In 2007, I was an Army lieutenant leading a group on a house-clearing mission in Baquba, Iraq, when I called in an artillery strike on a house. The strike destroyed the house and killed everyone inside. I thought we had struck enemy fighters, but I was wrong. A father, mother and their children had been huddled inside.
In fact, it's been nearly three years, and I still cannot remove from my mind the image of that family gathered together in the final moments of their lives. I can't shake it. It simply lingers.
....
I know something about this. The deaths that I caused also killed any regard I had for my own life. I felt that I did not deserve something that I had taken from them. I fell into a downward spiral, doubting if I even deserved to be alive. The value, or regard, I once had for my own life dissipated.
....
In recent months I've been trying to honor the lives I took by writing and speaking in public about my experience, to show that those deaths are not tucked neatly away in a foreign land. They may seem distant, but they are not. Soldiers bring the ghosts home with them, and it's everyone else's job to hear about them, no matter how painful it may be.

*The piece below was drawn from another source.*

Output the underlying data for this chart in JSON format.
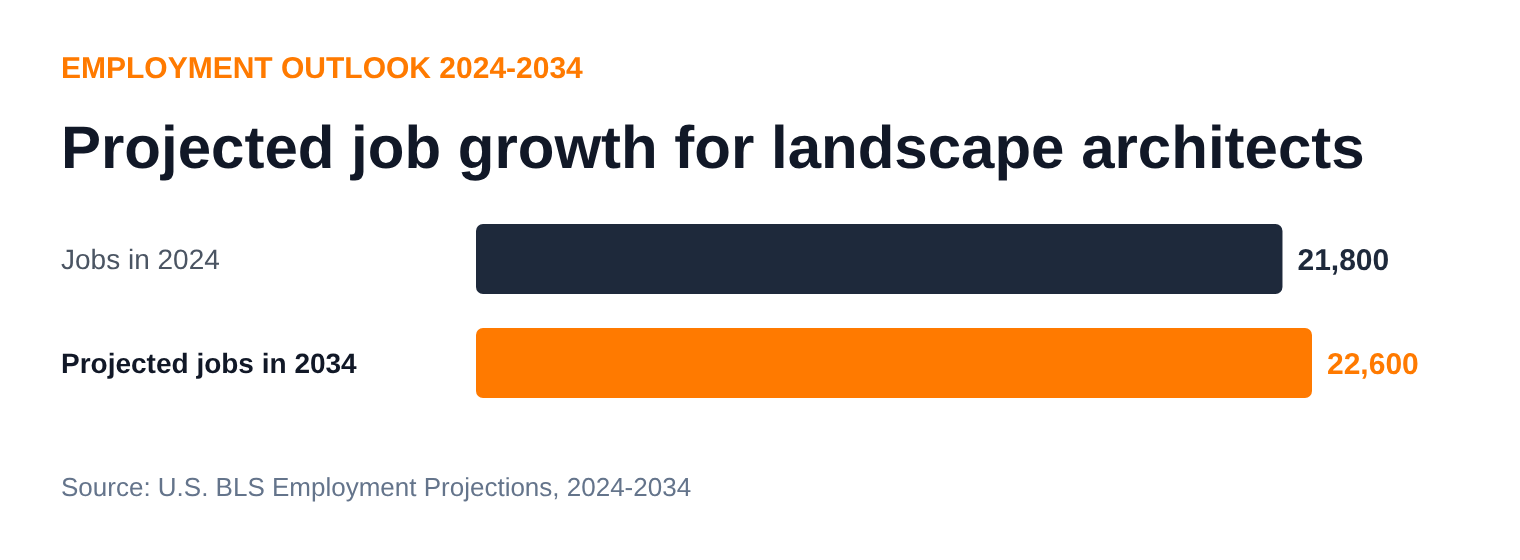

We must not forget that LT Meehan was acting in our names, and we have blood on our hands as well. It is good that he reminds us of that fact. We may feel like bystanders, that we were not involved, but whether we advocated the war, or acquiesced in it, we share in the responsibility and the obligation help heal those wounds.
And moreover, on behalf of all the Mister Tristans who will one day grow up to be of soldiering age, the promise to ourselves to never again take lightly the decision for war.